Il lavoro. Mia madre era la prima a darci l’esempio. Insistevo sempre: “Chi non si abitua al lavoro in tempo di gioventù, per lo più sarà sempre un poltrone sino alla vecchiaia”. In quella chiacchierata famigliare che tenevo loro dopo cena e dopo le preghiere della sera (la celebre “buonanotte”) insistevo che “Il paradiso non è fatto per i poltroni”.

Il senso di Dio. Mia mamma aveva condensato tutto il catechismo in una frase che ci ripeteva ad ogni istante: “Dio ti vede!”. Io no: alla scuola di una catechista a tutto campo come era mia madre, sono cresciuto sotto l’occhio di Dio. Non un Dio-poliziotto, freddo e implacabile che mi ‘beccava’ in flagrante; ma un Dio buono e provvidente che scorgevo nel succedersi delle stagioni, che imparavo a conoscere e ringraziare al momento della mietitura del grano o dopo la vendemmia, un Dio grande che ammiravo fissando di sera le stelle.

Ragioniamo!” Lo pronunciavano in piemontese questo verbo i nostri vecchi; e quanta saggezza scoprivo in questa parola. Veniva usata per dialogare, per spiegarsi, per arrivare ad una decisione in comune, presa senza che uno volesse imporre il proprio punto di vista. In seguito farò del termine “ragione” una delle colonne portanti del mio metodo educativo. La parola “ragione” sarà per me sinonimo di dialogo, accoglienza, fiducia, comprensione; si trasformerà in un atteggiamento di ricerca perché tra educatore e il ragazzo non ci può essere rivalità, ma solo amicizia e stima reciproca. Per me il giovane non sarà mai un soggetto passivo, un semplice esecutore di ordini. Nei miei contatti con i ragazzi, non farò mai finta di ascoltare, li ascolterò veramente, discuterò il loro punto di vista, le loro ragioni.

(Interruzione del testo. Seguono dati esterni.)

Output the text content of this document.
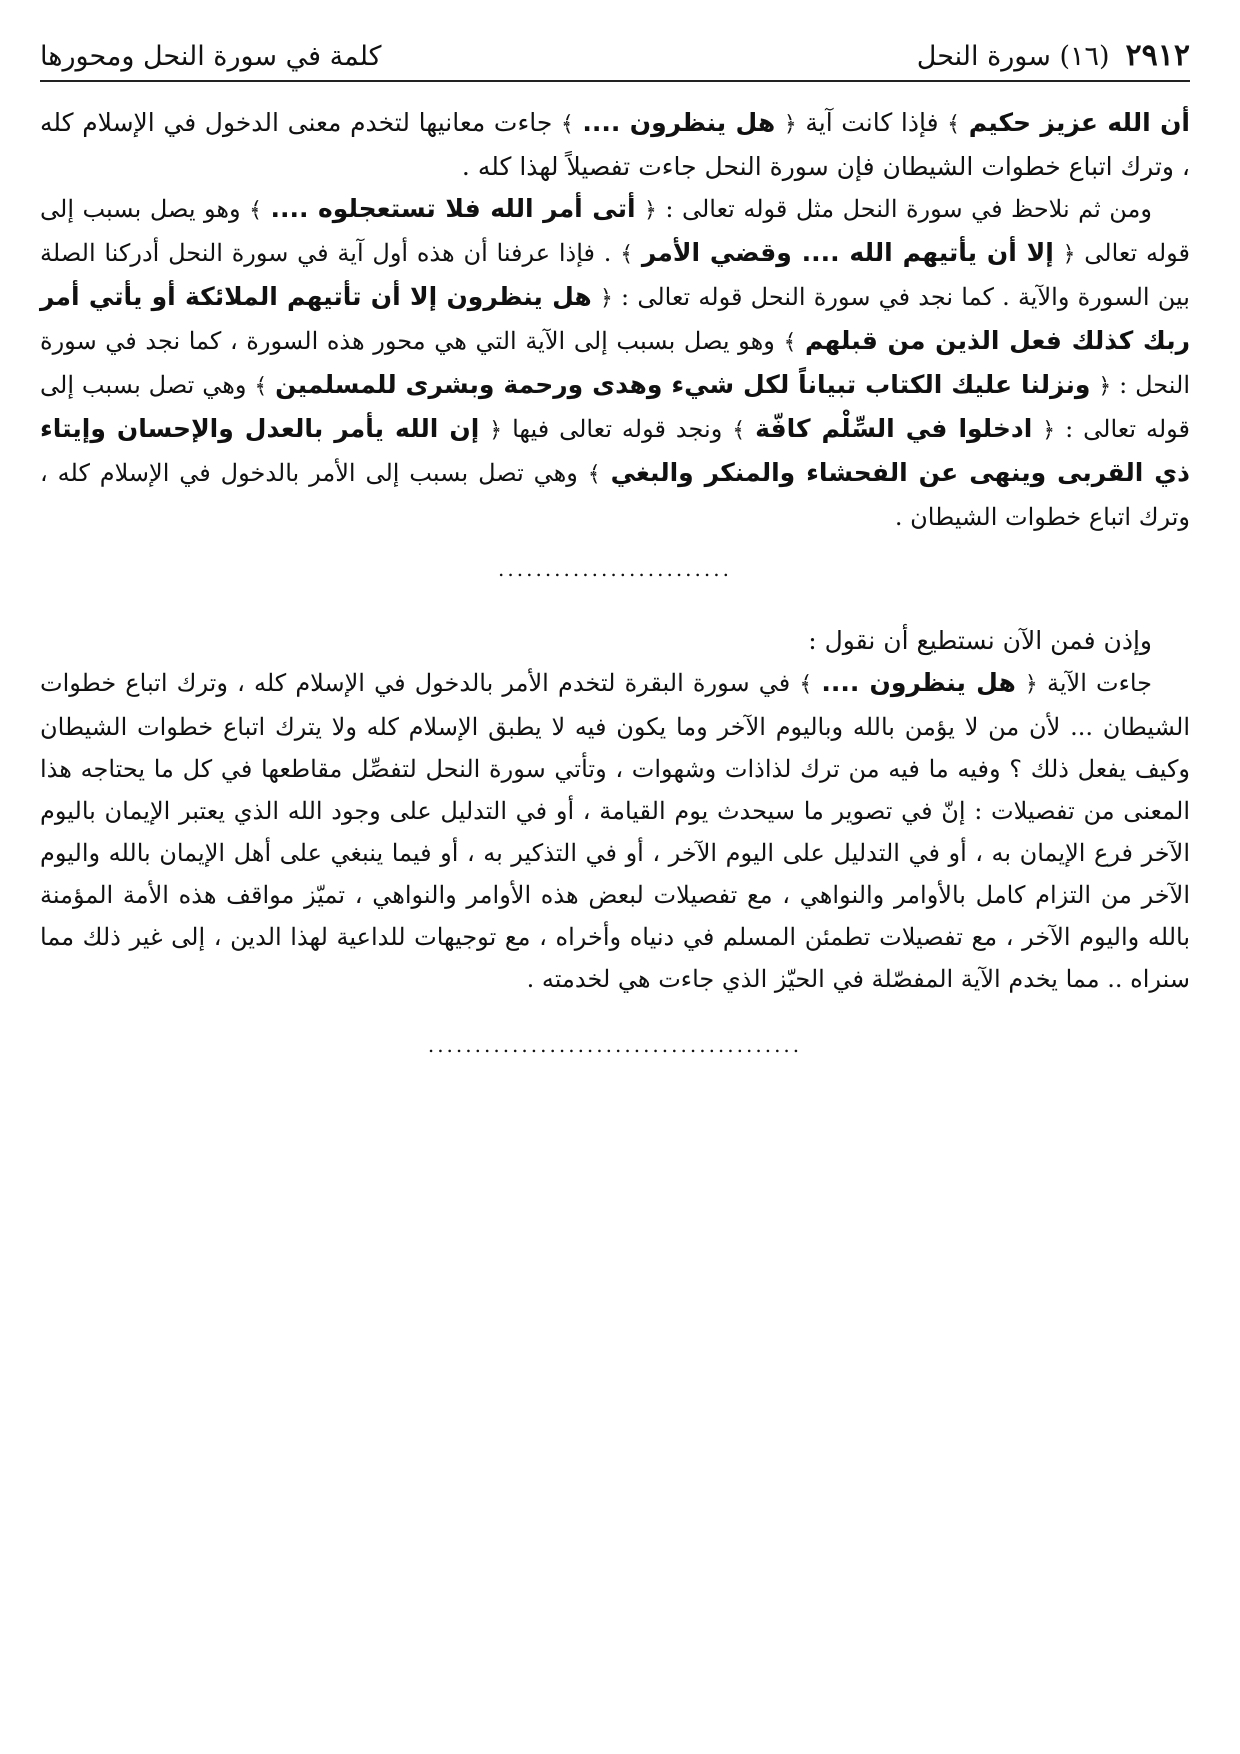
٢٩١٢
(١٦) سورة النحل
كلمة في سورة النحل ومحورها

أن الله عزيز حكيم ﴾ فإذا كانت آية ﴿ هل ينظرون .... ﴾ جاءت معانيها لتخدم معنى الدخول في الإسلام كله ، وترك اتباع خطوات الشيطان فإن سورة النحل جاءت تفصيلاً لهذا كله .

ومن ثم نلاحظ في سورة النحل مثل قوله تعالى : ﴿ أتى أمر الله فلا تستعجلوه .... ﴾ وهو يصل بسبب إلى قوله تعالى ﴿ إلا أن يأتيهم الله .... وقضي الأمر ﴾ . فإذا عرفنا أن هذه أول آية في سورة النحل أدركنا الصلة بين السورة والآية . كما نجد في سورة النحل قوله تعالى : ﴿ هل ينظرون إلا أن تأتيهم الملائكة أو يأتي أمر ربك كذلك فعل الذين من قبلهم ﴾ وهو يصل بسبب إلى الآية التي هي محور هذه السورة ، كما نجد في سورة النحل : ﴿ ونزلنا عليك الكتاب تبياناً لكل شيء وهدى ورحمة وبشرى للمسلمين ﴾ وهي تصل بسبب إلى قوله تعالى : ﴿ ادخلوا في السِّلْم كافّة ﴾ ونجد قوله تعالى فيها ﴿ إن الله يأمر بالعدل والإحسان وإيتاء ذي القربى وينهى عن الفحشاء والمنكر والبغي ﴾ وهي تصل بسبب إلى الأمر بالدخول في الإسلام كله ، وترك اتباع خطوات الشيطان .

.........................

وإذن فمن الآن نستطيع أن نقول :

جاءت الآية ﴿ هل ينظرون .... ﴾ في سورة البقرة لتخدم الأمر بالدخول في الإسلام كله ، وترك اتباع خطوات الشيطان ... لأن من لا يؤمن بالله وباليوم الآخر وما يكون فيه لا يطبق الإسلام كله ولا يترك اتباع خطوات الشيطان وكيف يفعل ذلك ؟ وفيه ما فيه من ترك لذاذات وشهوات ، وتأتي سورة النحل لتفصِّل مقاطعها في كل ما يحتاجه هذا المعنى من تفصيلات : إنّ في تصوير ما سيحدث يوم القيامة ، أو في التدليل على وجود الله الذي يعتبر الإيمان باليوم الآخر فرع الإيمان به ، أو في التدليل على اليوم الآخر ، أو في التذكير به ، أو فيما ينبغي على أهل الإيمان بالله واليوم الآخر من التزام كامل بالأوامر والنواهي ، مع تفصيلات لبعض هذه الأوامر والنواهي ، تميّز مواقف هذه الأمة المؤمنة بالله واليوم الآخر ، مع تفصيلات تطمئن المسلم في دنياه وأخراه ، مع توجيهات للداعية لهذا الدين ، إلى غير ذلك مما سنراه .. مما يخدم الآية المفصّلة في الحيّز الذي جاءت هي لخدمته .

........................................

Il gusto di lavorare assieme. Per molti anni sono stato protagonista assoluto tra i miei compagni: penso alle mie prime esperienze come saltimbanco ai Becchi, in quegli splendidi pomeriggi di domenica; penso, alla popolarità conquistata tra i miei compagni di scuola a Chieri, a tal punto che in una pagina autobiografica potevo affermare che “ero venerato dai miei colleghi come capitano di un piccolo esercito”. Ma in seguito compresi che il protagonismo era di tutti. Sorse allora la Società dell’Allegria, un gruppo simpatico di studenti ove tutti erano impegnati alla pari. Il Regolamento era composto da tre brevissimi articoli: essere sempre allegri, compiere bene i propri doveri, evitare tutto ciò che non era degno di un buon cristiano. Più tardi, nasceranno le Compagnie, gruppi giovanili, veri laboratori di apostolato e santità alla portata di tutti. Dicevo che esse erano “cose di giovani” per favorire le loro iniziative, e dare spazio alla loro naturale creatività.

Il piacere di stare assieme. Volevo gli educatori, giovani o anziani che fossero, sempre in mezzo ai giovani, come “padri amorosi”. Non per atto di sfiducia nei loro riguardi, ma proprio per camminare assieme, costruire e partecipare assieme. Arriverò a dire con intima gioia: “Con voi mi trovo bene. È proprio la mia vita stare con voi”».